Question

Consider the following reactions: \[ K_2Cr_2O_7 + 2 KOH \xrightarrow{ \text{heat} } [A] \] \[ [A] + H_2SO_4 \xrightarrow{} [B] + K_2SO_4 \] The products [A] and [B], respectively are:

• A. \( K_2Cr(OH)_6 \) and \( Cr_2O_3 \)
• B. \( K_2CrO_4 \) and \( Cr_2O_3 \)
• C. \( K_2CrO_4 \) and \( K_2Cr_2O_7 \)
• D. \( K_2CrO_4 \) and \( CrO \)

Hint:

When potassium chromate reacts with sulfuric acid, it produces chromium trioxide. The reaction typically forms an orange solution due to the presence of \( K_2Cr_2O_7 \).

Answer 1

The Correct Option is C

To solve this question, we need to analyze the given chemical reactions step-by-step and determine the products [A] and [B]. Let's go through the reactions:

1. The first reaction is:

\(K_2Cr_2O_7 + 2 KOH \xrightarrow{ \text{heat} } [A]\)

In this reaction, potassium dichromate \(K_2Cr_2O_7\) reacts with potassium hydroxide \(KOH\) under heat. The product formed, [A], is potassium chromate \(K_2CrO_4\). This involves a change from the dichromate anion to the chromate anion.

1. The second reaction is:

\([A] + H_2SO_4 \xrightarrow{} [B] + K_2SO_4\)

In this reaction, [A] (which we identified as \(K_2CrO_4\)) reacts with sulfuric acid \(H_2SO_4\). This reaction converts the chromate ion back to the dichromate ion. The product [B] is potassium dichromate, \(K_2Cr_2O_7\), and potassium sulfate \(K_2SO_4\) is also formed.

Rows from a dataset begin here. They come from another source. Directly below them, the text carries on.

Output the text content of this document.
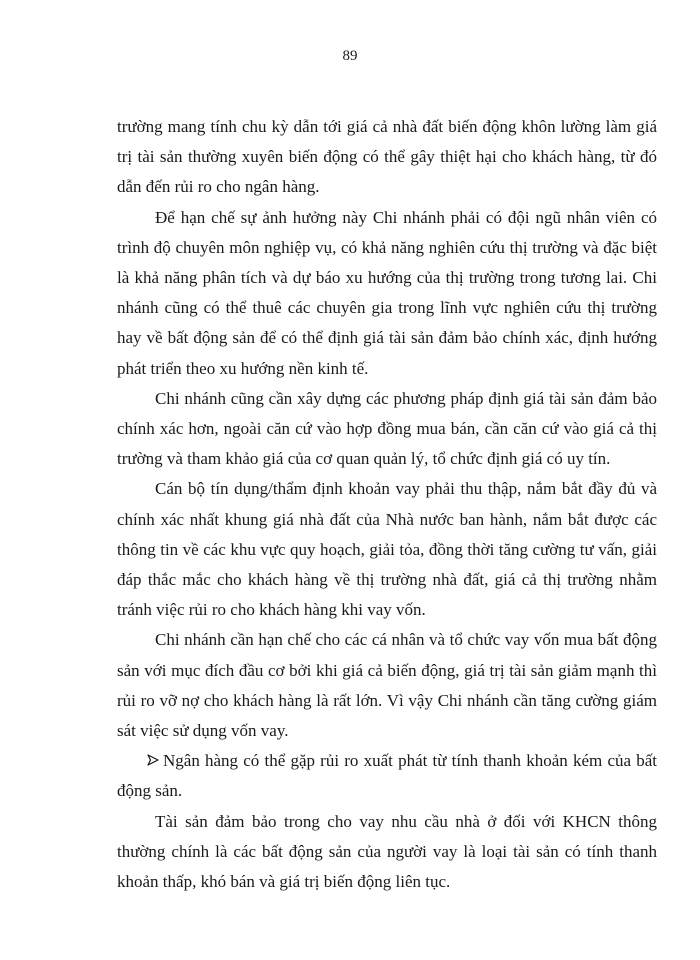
89

trường mang tính chu kỳ dẫn tới giá cả nhà đất biến động khôn lường làm giá trị tài sản thường xuyên biến động có thể gây thiệt hại cho khách hàng, từ đó dẫn đến rủi ro cho ngân hàng.

Để hạn chế sự ảnh hưởng này Chi nhánh phải có đội ngũ nhân viên có trình độ chuyên môn nghiệp vụ, có khả năng nghiên cứu thị trường và đặc biệt là khả năng phân tích và dự báo xu hướng của thị trường trong tương lai. Chi nhánh cũng có thể thuê các chuyên gia trong lĩnh vực nghiên cứu thị trường hay về bất động sản để có thể định giá tài sản đảm bảo chính xác, định hướng phát triển theo xu hướng nền kinh tế.

Chi nhánh cũng cần xây dựng các phương pháp định giá tài sản đảm bảo chính xác hơn, ngoài căn cứ vào hợp đồng mua bán, cần căn cứ vào giá cả thị trường và tham khảo giá của cơ quan quản lý, tổ chức định giá có uy tín.

Cán bộ tín dụng/thẩm định khoản vay phải thu thập, nắm bắt đầy đủ và chính xác nhất khung giá nhà đất của Nhà nước ban hành, nắm bắt được các thông tin về các khu vực quy hoạch, giải tỏa, đồng thời tăng cường tư vấn, giải đáp thắc mắc cho khách hàng về thị trường nhà đất, giá cả thị trường nhằm tránh việc rủi ro cho khách hàng khi vay vốn.

Chi nhánh cần hạn chế cho các cá nhân và tổ chức vay vốn mua bất động sản với mục đích đầu cơ bởi khi giá cả biến động, giá trị tài sản giảm mạnh thì rủi ro vỡ nợ cho khách hàng là rất lớn. Vì vậy Chi nhánh cần tăng cường giám sát việc sử dụng vốn vay.

Ngân hàng có thể gặp rủi ro xuất phát từ tính thanh khoản kém của bất động sản.

Tài sản đảm bảo trong cho vay nhu cầu nhà ở đối với KHCN thông thường chính là các bất động sản của người vay là loại tài sản có tính thanh khoản thấp, khó bán và giá trị biến động liên tục.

Therefore, the correct products for the reactions are:

• [A]: \(K_2CrO_4\)
• [B]: \(K_2Cr_2O_7\)

Given these deductions, the correctly matched products according to the options provided are:

\(K_2CrO_4\) and \(K_2Cr_2O_7\)

Answer 2

The first reaction shows the reaction of \( K_2Cr_2O_7 \) (potassium dichromate) with KOH (potassium hydroxide) under heat. The product formed is potassium chromate \( K_2CrO_4 \), which is the compound [A].
- In the second reaction, \( K_2CrO_4 \) reacts with sulfuric acid (H2SO4), resulting in chromium trioxide \( Cr_2O_3 \) as the product [B]. Thus, the correct products are [A] = \( K_2CrO_4 \) and [B] = \( K_2Cr_2O_7 \).